U-Ni Go away
Applications another day
I just want my fun and play
Oh please shoo away
:(
I guess when we finally realise that our 2 years of transition in rjc has finally come to a somewhat official close, we're no longer students, teenagers who still need to be prodded to hand up our homework or to listen to the teacher. We're standing on the brink of becoming an adult, one who exercise his decision-making skills with ease and confidence (an assumed fact that does not seem to hold true for both of us) and one who is ready to leave his next. Is 18 really that old? Maybe I'm just too used to being taken care of, living a sheltered life.
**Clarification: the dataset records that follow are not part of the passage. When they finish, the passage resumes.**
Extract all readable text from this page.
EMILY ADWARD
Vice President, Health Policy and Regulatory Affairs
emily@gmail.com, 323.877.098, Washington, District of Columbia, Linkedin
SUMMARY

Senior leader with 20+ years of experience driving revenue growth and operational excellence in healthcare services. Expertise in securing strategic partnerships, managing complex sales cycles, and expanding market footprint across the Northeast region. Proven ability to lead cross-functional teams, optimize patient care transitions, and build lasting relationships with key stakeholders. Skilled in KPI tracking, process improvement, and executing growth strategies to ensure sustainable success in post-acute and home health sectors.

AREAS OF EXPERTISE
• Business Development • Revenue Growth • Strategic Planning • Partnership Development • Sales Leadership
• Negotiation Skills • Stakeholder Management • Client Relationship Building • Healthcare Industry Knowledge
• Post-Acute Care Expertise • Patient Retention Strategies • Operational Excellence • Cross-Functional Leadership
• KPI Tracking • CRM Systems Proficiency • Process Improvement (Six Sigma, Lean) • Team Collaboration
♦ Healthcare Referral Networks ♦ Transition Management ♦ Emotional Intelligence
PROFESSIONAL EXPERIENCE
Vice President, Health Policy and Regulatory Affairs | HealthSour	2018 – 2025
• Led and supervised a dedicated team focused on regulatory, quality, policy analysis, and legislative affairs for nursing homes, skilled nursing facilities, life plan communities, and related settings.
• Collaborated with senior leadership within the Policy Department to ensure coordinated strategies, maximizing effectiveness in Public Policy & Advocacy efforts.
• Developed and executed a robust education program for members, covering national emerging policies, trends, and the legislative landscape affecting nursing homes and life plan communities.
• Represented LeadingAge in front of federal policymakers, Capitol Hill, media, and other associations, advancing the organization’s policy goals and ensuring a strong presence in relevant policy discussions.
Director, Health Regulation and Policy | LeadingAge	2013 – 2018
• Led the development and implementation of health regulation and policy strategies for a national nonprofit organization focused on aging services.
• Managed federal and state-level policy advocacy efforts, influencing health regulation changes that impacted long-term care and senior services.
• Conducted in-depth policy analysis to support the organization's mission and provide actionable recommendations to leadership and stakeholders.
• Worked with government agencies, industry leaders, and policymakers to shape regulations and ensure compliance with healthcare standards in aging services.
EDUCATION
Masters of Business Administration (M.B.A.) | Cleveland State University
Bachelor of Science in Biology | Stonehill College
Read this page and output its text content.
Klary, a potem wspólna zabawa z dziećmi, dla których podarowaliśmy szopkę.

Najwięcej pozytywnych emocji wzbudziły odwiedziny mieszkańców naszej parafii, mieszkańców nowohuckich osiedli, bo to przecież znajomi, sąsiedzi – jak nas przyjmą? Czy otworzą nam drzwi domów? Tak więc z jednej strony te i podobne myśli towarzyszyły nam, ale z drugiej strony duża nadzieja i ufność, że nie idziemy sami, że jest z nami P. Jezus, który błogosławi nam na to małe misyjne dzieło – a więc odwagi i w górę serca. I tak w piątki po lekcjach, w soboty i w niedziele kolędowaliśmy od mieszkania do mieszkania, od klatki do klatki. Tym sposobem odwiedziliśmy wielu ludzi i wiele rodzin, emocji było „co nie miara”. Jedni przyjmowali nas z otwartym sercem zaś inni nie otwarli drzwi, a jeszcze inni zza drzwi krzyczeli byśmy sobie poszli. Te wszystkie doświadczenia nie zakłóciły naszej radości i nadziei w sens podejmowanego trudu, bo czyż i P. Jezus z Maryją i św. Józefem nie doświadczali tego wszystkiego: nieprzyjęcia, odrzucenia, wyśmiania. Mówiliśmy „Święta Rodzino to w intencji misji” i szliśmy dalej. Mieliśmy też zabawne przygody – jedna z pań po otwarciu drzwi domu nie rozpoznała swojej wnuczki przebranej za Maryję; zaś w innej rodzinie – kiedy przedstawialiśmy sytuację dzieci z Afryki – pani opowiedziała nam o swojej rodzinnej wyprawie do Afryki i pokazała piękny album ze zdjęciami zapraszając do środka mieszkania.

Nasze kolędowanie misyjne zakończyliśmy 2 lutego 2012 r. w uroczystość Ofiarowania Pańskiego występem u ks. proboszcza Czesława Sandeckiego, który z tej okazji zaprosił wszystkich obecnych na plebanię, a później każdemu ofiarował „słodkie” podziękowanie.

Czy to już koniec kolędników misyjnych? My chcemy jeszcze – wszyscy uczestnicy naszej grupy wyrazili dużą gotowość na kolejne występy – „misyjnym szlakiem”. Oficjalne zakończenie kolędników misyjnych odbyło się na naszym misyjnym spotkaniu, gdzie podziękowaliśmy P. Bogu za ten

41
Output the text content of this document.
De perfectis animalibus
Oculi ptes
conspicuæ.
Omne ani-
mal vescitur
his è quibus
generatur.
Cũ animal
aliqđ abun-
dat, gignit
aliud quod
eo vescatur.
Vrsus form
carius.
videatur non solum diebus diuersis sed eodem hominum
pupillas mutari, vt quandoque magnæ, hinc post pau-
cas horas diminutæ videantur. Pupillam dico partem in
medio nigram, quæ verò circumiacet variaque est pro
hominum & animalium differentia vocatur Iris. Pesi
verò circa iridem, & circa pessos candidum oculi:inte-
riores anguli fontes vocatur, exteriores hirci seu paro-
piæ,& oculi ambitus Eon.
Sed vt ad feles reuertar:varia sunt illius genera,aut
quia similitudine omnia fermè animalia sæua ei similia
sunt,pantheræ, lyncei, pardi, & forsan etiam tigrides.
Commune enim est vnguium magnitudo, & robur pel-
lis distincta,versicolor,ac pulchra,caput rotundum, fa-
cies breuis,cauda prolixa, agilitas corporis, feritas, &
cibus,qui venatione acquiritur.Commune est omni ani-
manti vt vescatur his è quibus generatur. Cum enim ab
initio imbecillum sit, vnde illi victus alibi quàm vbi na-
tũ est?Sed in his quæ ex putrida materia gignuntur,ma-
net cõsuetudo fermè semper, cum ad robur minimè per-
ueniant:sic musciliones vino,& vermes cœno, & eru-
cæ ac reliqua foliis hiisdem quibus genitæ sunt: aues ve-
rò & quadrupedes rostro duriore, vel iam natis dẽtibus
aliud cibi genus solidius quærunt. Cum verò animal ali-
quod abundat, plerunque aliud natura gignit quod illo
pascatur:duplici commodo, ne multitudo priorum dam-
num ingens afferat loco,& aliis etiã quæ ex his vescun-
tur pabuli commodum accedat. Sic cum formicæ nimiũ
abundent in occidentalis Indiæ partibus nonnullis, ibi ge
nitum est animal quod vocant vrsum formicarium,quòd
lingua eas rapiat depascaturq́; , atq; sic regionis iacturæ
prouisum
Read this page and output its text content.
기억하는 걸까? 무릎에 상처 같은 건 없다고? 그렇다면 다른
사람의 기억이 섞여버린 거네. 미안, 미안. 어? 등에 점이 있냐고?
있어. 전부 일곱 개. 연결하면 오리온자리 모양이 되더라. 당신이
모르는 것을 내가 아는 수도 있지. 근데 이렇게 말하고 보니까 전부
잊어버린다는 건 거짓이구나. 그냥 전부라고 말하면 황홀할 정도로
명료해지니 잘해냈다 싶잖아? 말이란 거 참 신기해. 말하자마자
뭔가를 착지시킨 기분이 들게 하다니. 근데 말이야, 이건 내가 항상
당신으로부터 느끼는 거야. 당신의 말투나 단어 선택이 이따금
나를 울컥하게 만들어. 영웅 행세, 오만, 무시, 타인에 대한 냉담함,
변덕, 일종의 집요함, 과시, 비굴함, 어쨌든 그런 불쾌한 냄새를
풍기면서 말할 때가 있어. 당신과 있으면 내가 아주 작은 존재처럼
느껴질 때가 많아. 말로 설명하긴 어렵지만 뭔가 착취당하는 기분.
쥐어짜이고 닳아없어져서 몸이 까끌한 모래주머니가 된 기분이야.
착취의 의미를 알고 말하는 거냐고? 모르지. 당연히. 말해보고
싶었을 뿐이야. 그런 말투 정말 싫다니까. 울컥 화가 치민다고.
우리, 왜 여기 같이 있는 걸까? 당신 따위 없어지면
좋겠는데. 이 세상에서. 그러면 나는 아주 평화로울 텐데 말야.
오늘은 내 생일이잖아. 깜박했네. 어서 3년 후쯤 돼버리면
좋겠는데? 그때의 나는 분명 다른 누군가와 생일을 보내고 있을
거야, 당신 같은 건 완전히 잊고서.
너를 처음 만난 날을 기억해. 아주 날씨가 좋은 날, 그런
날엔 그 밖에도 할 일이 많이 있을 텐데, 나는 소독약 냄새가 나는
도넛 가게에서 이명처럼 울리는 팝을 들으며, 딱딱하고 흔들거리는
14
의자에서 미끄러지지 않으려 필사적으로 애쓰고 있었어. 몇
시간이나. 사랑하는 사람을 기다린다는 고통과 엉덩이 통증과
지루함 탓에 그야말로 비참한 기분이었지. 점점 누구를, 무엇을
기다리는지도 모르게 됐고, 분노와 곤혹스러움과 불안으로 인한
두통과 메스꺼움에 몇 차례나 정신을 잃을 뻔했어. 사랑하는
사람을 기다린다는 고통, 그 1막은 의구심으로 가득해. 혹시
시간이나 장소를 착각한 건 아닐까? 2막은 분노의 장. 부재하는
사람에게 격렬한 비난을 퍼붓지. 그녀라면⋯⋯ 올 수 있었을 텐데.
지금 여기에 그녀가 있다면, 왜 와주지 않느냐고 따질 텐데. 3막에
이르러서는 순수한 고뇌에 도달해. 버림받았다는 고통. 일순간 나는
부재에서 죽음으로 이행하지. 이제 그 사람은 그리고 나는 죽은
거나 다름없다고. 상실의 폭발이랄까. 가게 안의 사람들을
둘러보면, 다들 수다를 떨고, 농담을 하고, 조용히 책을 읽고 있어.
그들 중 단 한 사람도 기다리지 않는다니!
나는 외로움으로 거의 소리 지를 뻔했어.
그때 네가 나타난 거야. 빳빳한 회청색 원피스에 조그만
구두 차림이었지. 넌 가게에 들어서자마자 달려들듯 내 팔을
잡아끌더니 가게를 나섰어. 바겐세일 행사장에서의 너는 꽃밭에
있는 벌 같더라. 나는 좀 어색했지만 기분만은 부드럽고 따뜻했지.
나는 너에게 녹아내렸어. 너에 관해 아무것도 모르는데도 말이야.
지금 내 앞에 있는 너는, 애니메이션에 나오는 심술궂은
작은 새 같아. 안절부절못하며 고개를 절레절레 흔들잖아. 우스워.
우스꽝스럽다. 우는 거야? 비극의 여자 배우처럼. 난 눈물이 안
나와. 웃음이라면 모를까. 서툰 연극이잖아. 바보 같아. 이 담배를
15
It just seems that a few hours of mulling over an essay, a few weeks of mind boggling applications would determine the rest of our life - our course of study, our career, our place in society, and who we are. I don't like making decisions. And ya I agree that we have been ingrained with this mindset that well surely we deserve the best? or at least near the best? surely we would be qualified to get into this and this? but when the awful reality sets in, when someone has to deliver the hammer, as mentioned by Professor X, it hurts and freaks us out. Have I been living in my own world? a world of comfort, predictability, love and fun? Regret can be an awful feeling to plague the rest of your life. But what if trying out a new experience ends up leaving you with one of the worst memories in your life? what is worse? leaving with tangible awful memories or foresaking the intangible wonderful visions? and sigh back to juggling between the many things that all seem so impt.